For now, Duportet’s team is carrying out a test in vivo with a cocktail of various viral capsids capable of injecting synthetic DNA into staphylococci and Escherichia coli, but they are already working on a platform to create capsids for numerous species and strains. Although the circuit is the same, because its target is, for example, in a virulent gene in a population of E. coli, to reach all the bacteria, a gene cocktail of several capsids will be needed.
Unlike other drugs, eligobitics fight the agent causing each disease rather than just the symptoms. Duportet says: "When dysbiosis is the cause, we can correct it," and reminds us that there are currently no drugs that can decolonize a patient of multiresistant Enterobacteriaceae without affecting beneficial bacteria; or that attack specific strains of adherent invasive E. coli (AIEC) associated with Crohn's disease.
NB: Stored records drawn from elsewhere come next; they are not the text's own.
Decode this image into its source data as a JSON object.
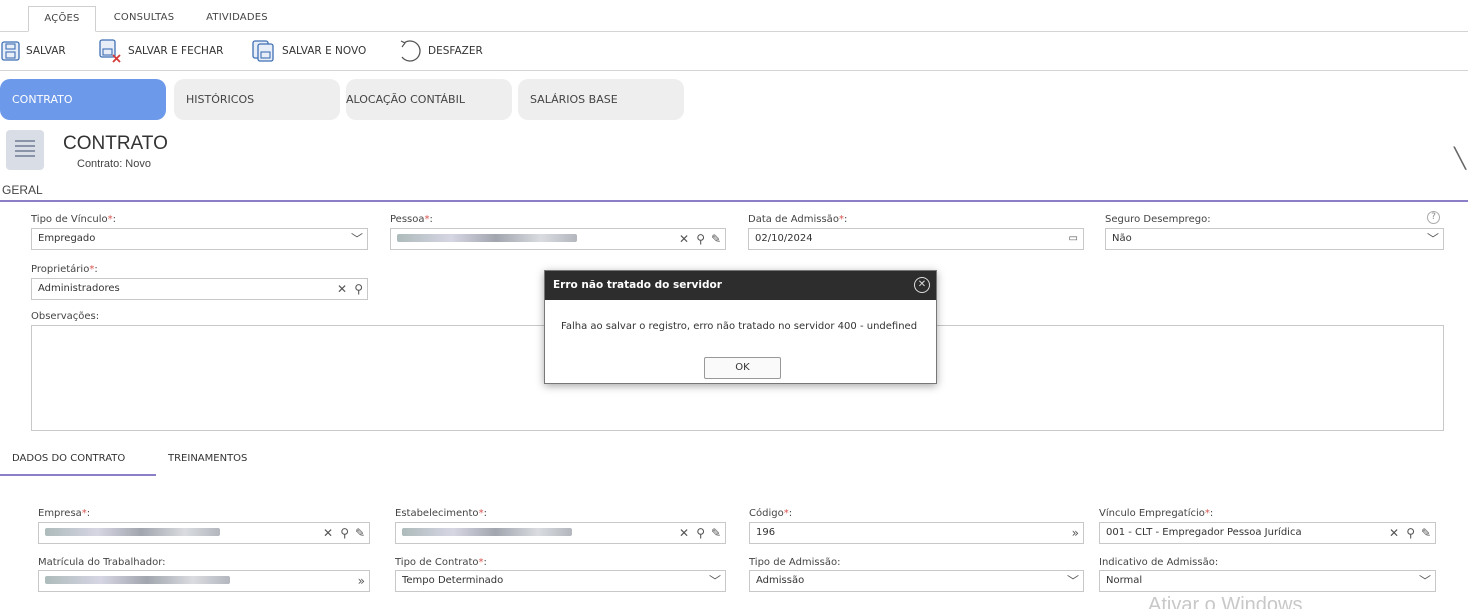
{
  "ribbon": {
    "tabs": [
      "AÇÕES",
      "CONSULTAS",
      "ATIVIDADES"
    ]
  },
  "toolbar": {
    "save": "SALVAR",
    "save_close": "SALVAR E FECHAR",
    "save_new": "SALVAR E NOVO",
    "undo": "DESFAZER"
  },
  "main_tabs": [
    "CONTRATO",
    "HISTÓRICOS",
    "ALOCAÇÃO CONTÁBIL",
    "SALÁRIOS BASE"
  ],
  "header": {
    "title": "CONTRATO",
    "subtitle": "Contrato: Novo"
  },
  "section": {
    "geral": "GERAL"
  },
  "fields": {
    "tipo_vinculo": {
      "label": "Tipo de Vínculo",
      "value": "Empregado"
    },
    "pessoa": {
      "label": "Pessoa"
    },
    "data_admissao": {
      "label": "Data de Admissão",
      "value": "02/10/2024"
    },
    "seguro_desemprego": {
      "label": "Seguro Desemprego:",
      "value": "Não"
    },
    "proprietario": {
      "label": "Proprietário",
      "value": "Administradores"
    },
    "observacoes": {
      "label": "Observações:"
    },
    "empresa": {
      "label": "Empresa"
    },
    "estabelecimento": {
      "label": "Estabelecimento"
    },
    "codigo": {
      "label": "Código",
      "value": "196"
    },
    "vinculo_empregaticio": {
      "label": "Vínculo Empregatício",
      "value": "001 - CLT - Empregador Pessoa Jurídica"
    },
    "matricula": {
      "label": "Matrícula do Trabalhador:"
    },
    "tipo_contrato": {
      "label": "Tipo de Contrato",
      "value": "Tempo Determinado"
    },
    "tipo_admissao": {
      "label": "Tipo de Admissão:",
      "value": "Admissão"
    },
    "indicativo_admissao": {
      "label": "Indicativo de Admissão:",
      "value": "Normal"
    }
  },
  "sub_tabs": [
    "DADOS DO CONTRATO",
    "TREINAMENTOS"
  ],
  "modal": {
    "title": "Erro não tratado do servidor",
    "message": "Falha ao salvar o registro, erro não tratado no servidor 400 - undefined",
    "ok": "OK"
  },
  "watermark": "Ativar o Windows"
}
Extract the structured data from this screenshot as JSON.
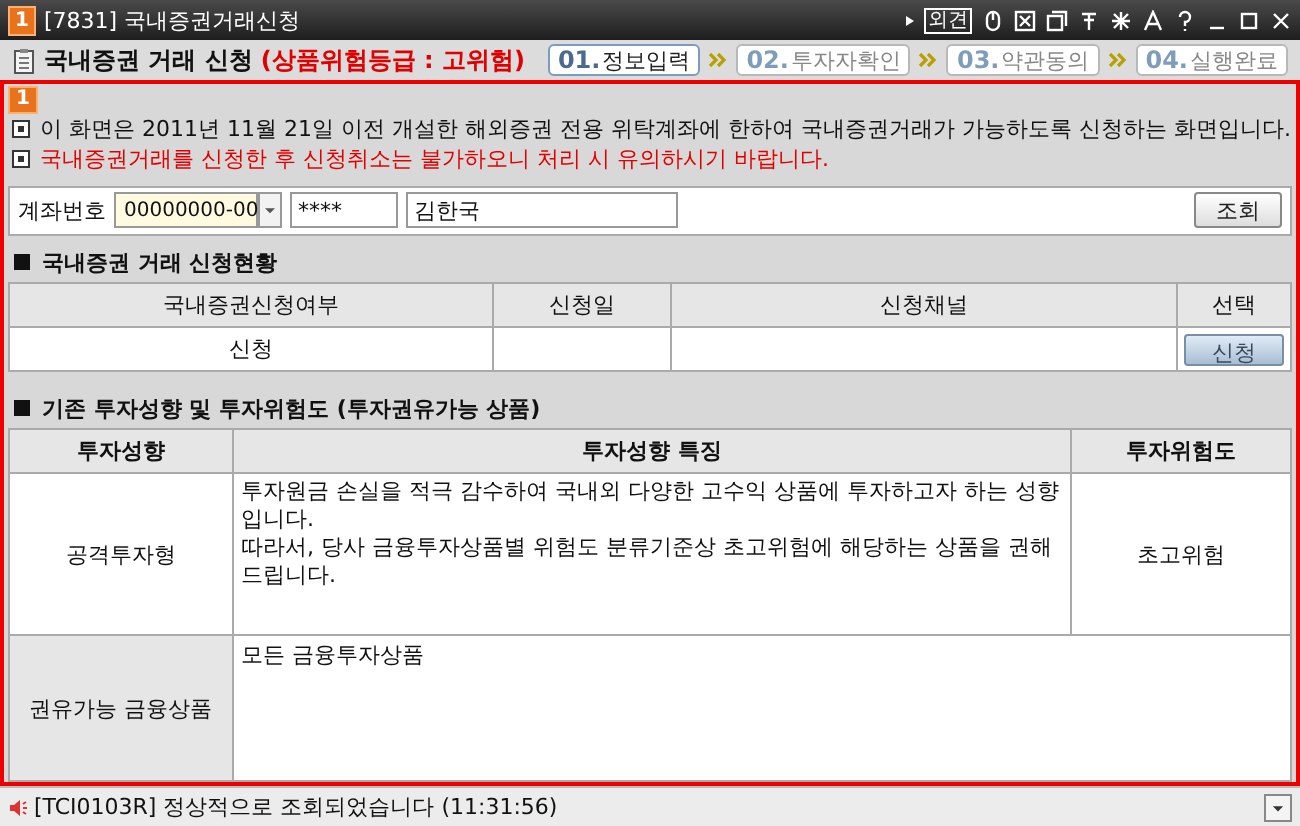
{
  "window": {
    "badge": "1",
    "title": "[7831] 국내증권거래신청",
    "tool_text": "외견"
  },
  "header": {
    "title": "국내증권 거래 신청",
    "risk": "(상품위험등급 : 고위험)",
    "steps": [
      {
        "number": "01.",
        "label": "정보입력",
        "selected": true
      },
      {
        "number": "02.",
        "label": "투자자확인",
        "selected": false
      },
      {
        "number": "03.",
        "label": "약관동의",
        "selected": false
      },
      {
        "number": "04.",
        "label": "실행완료",
        "selected": false
      }
    ]
  },
  "panel_badge": "1",
  "notices": [
    {
      "kind": "normal",
      "text": "이 화면은 2011년 11월 21일 이전 개설한 해외증권 전용 위탁계좌에 한하여 국내증권거래가 가능하도록 신청하는 화면입니다."
    },
    {
      "kind": "warning",
      "text": "국내증권거래를 신청한 후 신청취소는 불가하오니 처리 시 유의하시기 바랍니다."
    }
  ],
  "account": {
    "label": "계좌번호",
    "number": "00000000-00",
    "password": "****",
    "name": "김한국",
    "button": "조회"
  },
  "application": {
    "title": "국내증권 거래 신청현황",
    "columns": [
      "국내증권신청여부",
      "신청일",
      "신청채널",
      "선택"
    ],
    "rows": [
      {
        "status": "신청",
        "button": "신청"
      }
    ]
  },
  "profile": {
    "title": "기존 투자성향 및 투자위험도 (투자권유가능 상품)",
    "columns": [
      "투자성향",
      "투자성향 특징",
      "투자위험도"
    ],
    "rows": [
      {
        "type": "공격투자형",
        "description": [
          "투자원금 손실을 적극 감수하여 국내외 다양한 고수익 상품에 투자하고자 하는 성향입니다.",
          "따라서, 당사 금융투자상품별 위험도 분류기준상 초고위험에 해당하는 상품을 권해 드립니다."
        ],
        "risk": "초고위험"
      }
    ],
    "products": {
      "label": "권유가능 금융상품",
      "value": "모든 금융투자상품"
    }
  },
  "status_bar": {
    "message": "[TCI0103R] 정상적으로 조회되었습니다 (11:31:56)"
  }
}
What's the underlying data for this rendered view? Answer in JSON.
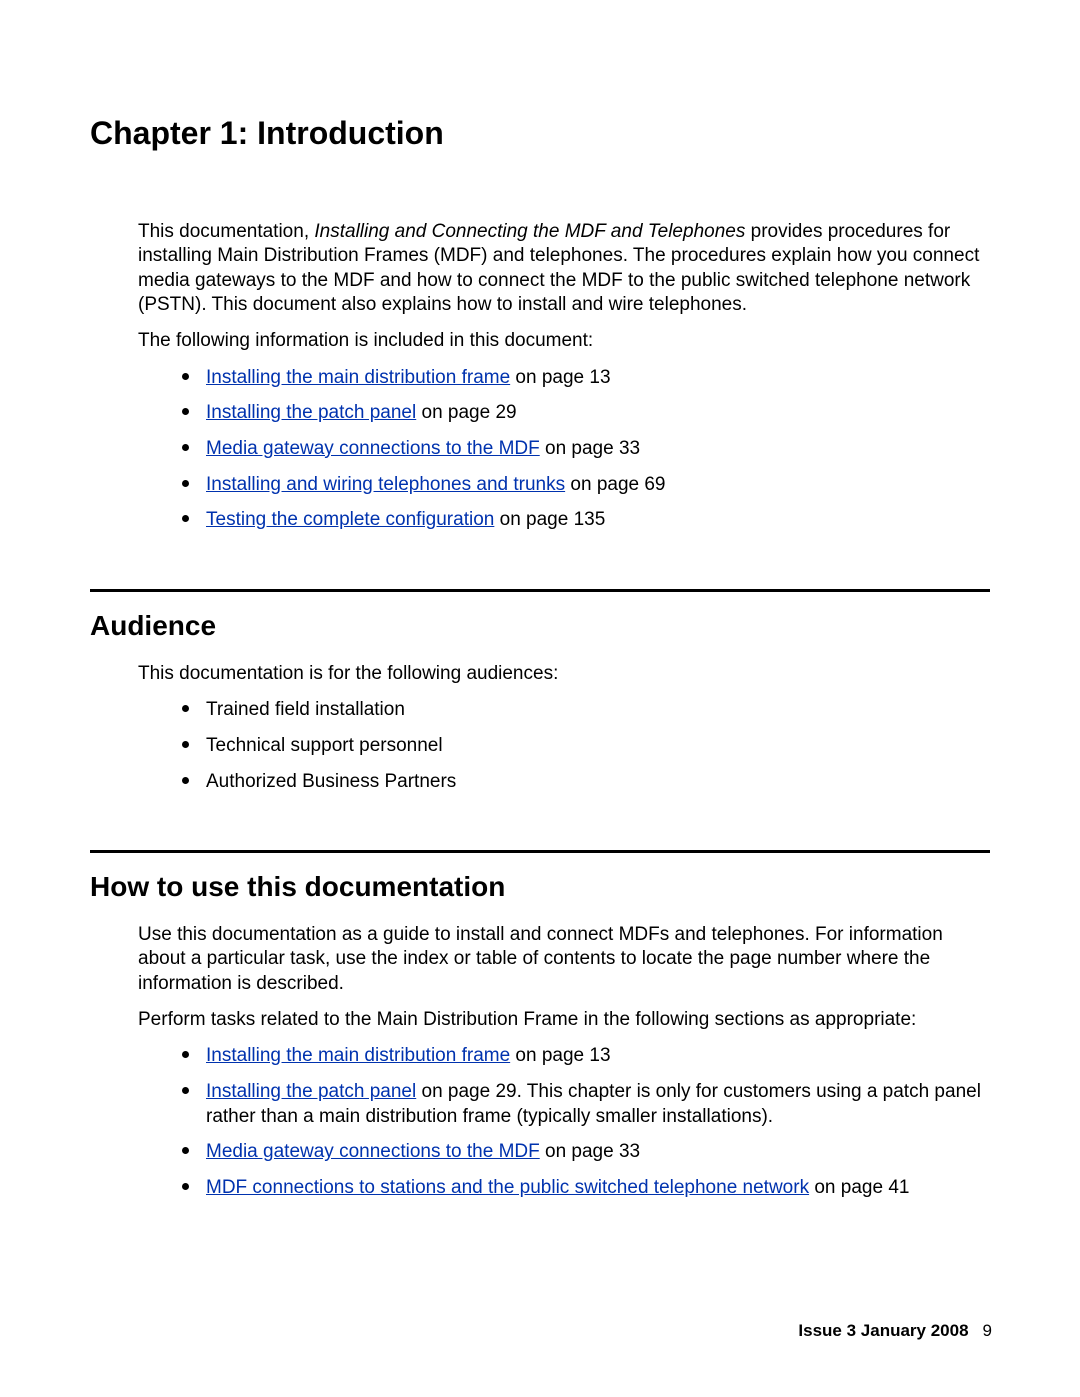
{
  "chapter": {
    "title": "Chapter 1:   Introduction"
  },
  "intro": {
    "p1_prefix": "This documentation, ",
    "p1_italic": "Installing and Connecting the MDF and Telephones",
    "p1_suffix": " provides procedures for installing Main Distribution Frames (MDF) and telephones. The procedures explain how you connect media gateways to the MDF and how to connect the MDF to the public switched telephone network (PSTN). This document also explains how to install and wire telephones.",
    "p2": "The following information is included in this document:"
  },
  "toc_links": [
    {
      "link": "Installing the main distribution frame",
      "suffix": " on page 13"
    },
    {
      "link": "Installing the patch panel",
      "suffix": " on page 29"
    },
    {
      "link": "Media gateway connections to the MDF",
      "suffix": " on page 33"
    },
    {
      "link": "Installing and wiring telephones and trunks",
      "suffix": " on page 69"
    },
    {
      "link": "Testing the complete configuration",
      "suffix": " on page 135"
    }
  ],
  "audience": {
    "heading": "Audience",
    "intro": "This documentation is for the following audiences:",
    "items": [
      "Trained field installation",
      "Technical support personnel",
      "Authorized Business Partners"
    ]
  },
  "howto": {
    "heading": "How to use this documentation",
    "p1": "Use this documentation as a guide to install and connect MDFs and telephones. For information about a particular task, use the index or table of contents to locate the page number where the information is described.",
    "p2": "Perform tasks related to the Main Distribution Frame in the following sections as appropriate:",
    "items": [
      {
        "link": "Installing the main distribution frame",
        "suffix": " on page 13"
      },
      {
        "link": "Installing the patch panel",
        "suffix": " on page 29. This chapter is only for customers using a patch panel rather than a main distribution frame (typically smaller installations)."
      },
      {
        "link": "Media gateway connections to the MDF",
        "suffix": " on page 33"
      },
      {
        "link": "MDF connections to stations and the public switched telephone network",
        "suffix": " on page 41"
      }
    ]
  },
  "footer": {
    "issue": "Issue 3   January 2008",
    "page": "9"
  }
}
The young innovator expects his eligobiotics to treat the latter disease to reach clinical trials in two years. He estimates that he will need two million euros, and is already in negotiations with an international venture capital group.
For Jonathan Weitzman, Group Leader professor of Genetics and Epigenetics at the Université Paris Diderot ( France) and member of the jury of the MIT Technology Review Innovators Under 35 France, the technology developed by Duportet is "extremely innovative" and has the potential to offer a clever but simple system to the fight bacterial strains that are resistant to current antibiotics.